Leadership Collapse and the Need for Governance Reform
Dundee University faces an unprecedented leadership collapse, leaving governance in disarray. The resignations of the Principal followed by the University Secretary’s extended leave, the immediate departure of the Chair of the Court, along with other UEG members, has created a credibility vacuum at the highest levels of the institution. The executive model of higher education leadership is often justified by its ability to manage crises and complex financial matters. However, the UEG at Dundee has failed on both fronts. It has mismanaged finances while avoiding accountability for its decisions. Members of UEG have distanced themselves from responsibility. Interim Principal Shane O’Neill said that, when previously serving as Deputy Principal, stated that he was not “in the kind of role that… had the primary responsibility around [University finances].” If those at the highest levels don’t take responsibility for financial oversight, then who does?

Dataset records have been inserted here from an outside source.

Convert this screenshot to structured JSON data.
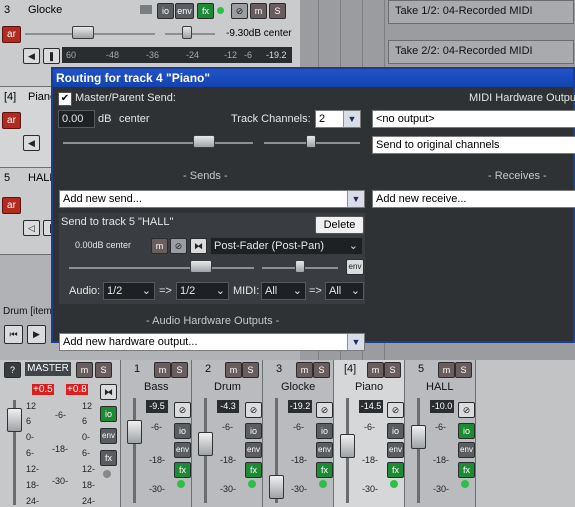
{
  "tracks": [
    {
      "num": "3",
      "name": "Glocke",
      "vol_readout": "-9.30dB center",
      "meter_scale": [
        "60",
        "-48",
        "-36",
        "-24",
        "-12",
        "-6",
        "-19.2"
      ]
    },
    {
      "num": "[4]",
      "name": "Piano"
    },
    {
      "num": "5",
      "name": "HALL"
    }
  ],
  "track_buttons": {
    "io": "io",
    "env": "env",
    "fx": "fx",
    "m": "m",
    "s": "S",
    "ar": "ar"
  },
  "arrange": {
    "item1": "Take 1/2: 04-Recorded MIDI",
    "item2": "Take 2/2: 04-Recorded MIDI",
    "drum_label": "Drum [item:"
  },
  "dialog": {
    "title": "Routing for track 4 \"Piano\"",
    "master_send": "Master/Parent Send:",
    "master_send_checked": true,
    "volume_value": "0.00",
    "volume_unit": "dB",
    "pan_value": "center",
    "track_channels_label": "Track Channels:",
    "track_channels_value": "2",
    "midi_hw_label": "MIDI Hardware Output",
    "midi_out_value": "<no output>",
    "midi_send_value": "Send to original channels",
    "sends_label": "Sends",
    "receives_label": "Receives",
    "add_send": "Add new send...",
    "add_receive": "Add new receive...",
    "send_title": "Send to track 5 \"HALL\"",
    "delete_label": "Delete",
    "send_vol": "0.00dB center",
    "send_mode": "Post-Fader (Post-Pan)",
    "audio_label": "Audio:",
    "audio_src": "1/2",
    "arrow": "=>",
    "audio_dst": "1/2",
    "midi_label": "MIDI:",
    "midi_src": "All",
    "midi_dst": "All",
    "audio_hw_label": "Audio Hardware Outputs",
    "add_hw_out": "Add new hardware output...",
    "send_btn_m": "m",
    "send_btn_env": "env"
  },
  "mixer": {
    "master_label": "MASTER",
    "master_peak_l": "+0.5",
    "master_peak_r": "+0.8",
    "master_scale": [
      "12",
      "6",
      "0-",
      "6-",
      "12-",
      "18-",
      "24-"
    ],
    "master_scale_mid": [
      "-6-",
      "-18-",
      "-30-"
    ],
    "strips": [
      {
        "num": "1",
        "name": "Bass",
        "vol": "-9.5"
      },
      {
        "num": "2",
        "name": "Drum",
        "vol": "-4.3"
      },
      {
        "num": "3",
        "name": "Glocke",
        "vol": "-19.2"
      },
      {
        "num": "[4]",
        "name": "Piano",
        "vol": "-14.5"
      },
      {
        "num": "5",
        "name": "HALL",
        "vol": "-10.0"
      }
    ],
    "strip_scale": [
      "-6-",
      "-18-",
      "-30-"
    ],
    "question": "?"
  }
}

Reforming University Governance: A New Model
Dundee’s crisis isn’t just about money — it’s about leadership and governance. The sudden collapse at the top has laid bare the dangers of concentrating control in an isolated executive group, cut off from the very people it’s meant to serve. Decisions made behind closed doors, without accountability, have led the University to this breaking point. If there’s any hope of restoring stability and trust, leadership must change course. Transparency, accountability, and genuine democratic governance must be the foundation of how the University moves forward. Staff-student councils with real decision-making power should be established to ensure governance reflects the needs of the University community. More decisions could be put out to a direct vote of staff and students.
The executive model must be reconsidered. Some executive roles could be abolished altogether. Leadership roles could be elected or filled through fixed-term secondments from staff, keeping decision-makers connected to academic and student life. Additionally, a salary cap linked to the median University salary would prevent excessive pay and misaligned incentives.
Dundee must decide: continue with a failed executive model or adopt a transparent, democratic governance system. The choice is obvious.